For a founder, this distinction matters. You need to know if you are looking at a causal relationship or if you are simply looking at a lucky subset of survivors.

When to Audit Your Assumptions

#

There are specific moments in building a company when this bias is most dangerous. The first is during customer discovery.

If you only survey current customers about what features they want, you are ignoring the people who visited your site and left without buying. You are optimizing for survivors. You might make the product better for people who already like it, while failing to address the reasons why 90 percent of visitors leave.

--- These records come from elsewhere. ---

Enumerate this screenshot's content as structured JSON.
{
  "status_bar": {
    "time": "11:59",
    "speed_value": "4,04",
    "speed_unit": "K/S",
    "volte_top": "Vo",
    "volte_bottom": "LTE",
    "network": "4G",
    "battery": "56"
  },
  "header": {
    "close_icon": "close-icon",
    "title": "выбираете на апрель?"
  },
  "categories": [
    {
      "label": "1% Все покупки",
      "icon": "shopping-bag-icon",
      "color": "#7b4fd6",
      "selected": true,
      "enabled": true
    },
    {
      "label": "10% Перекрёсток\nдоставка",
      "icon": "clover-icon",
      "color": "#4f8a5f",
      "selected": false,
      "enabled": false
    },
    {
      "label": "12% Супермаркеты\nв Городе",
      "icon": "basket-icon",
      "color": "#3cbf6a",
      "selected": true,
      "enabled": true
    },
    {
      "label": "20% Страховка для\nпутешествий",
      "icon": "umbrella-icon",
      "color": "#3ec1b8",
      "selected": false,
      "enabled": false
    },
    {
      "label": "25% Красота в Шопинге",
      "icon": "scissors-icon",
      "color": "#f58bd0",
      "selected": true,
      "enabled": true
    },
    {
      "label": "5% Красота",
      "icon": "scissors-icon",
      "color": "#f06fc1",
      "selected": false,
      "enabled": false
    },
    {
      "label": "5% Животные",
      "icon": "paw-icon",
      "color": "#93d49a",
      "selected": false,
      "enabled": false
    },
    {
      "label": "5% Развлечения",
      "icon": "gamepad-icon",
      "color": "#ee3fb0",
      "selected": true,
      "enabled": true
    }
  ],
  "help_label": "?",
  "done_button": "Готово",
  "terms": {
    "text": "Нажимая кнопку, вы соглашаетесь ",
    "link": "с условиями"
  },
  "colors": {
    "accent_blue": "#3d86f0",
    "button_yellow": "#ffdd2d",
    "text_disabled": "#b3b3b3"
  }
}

The second moment is when making cultural decisions based on other companies. Copying the culture of a massive corporation is dangerous for a seed stage startup.

That corporation survived long enough to institute that culture. It does not mean the culture is what helped them survive.

Asking the Right Questions

#

To combat this, you have to actively look for the invisible data. You have to be willing to do the uncomfortable work of studying failure.

Here are the questions you should ask:

  • Who tried this business model and failed?
  • What variables are missing from my dataset?
  • Did the failed companies take the same risks as the successful ones?

We do not know what the next big startup will look like. But we do know that copying the past without context is a strategy based on errors rather than insights.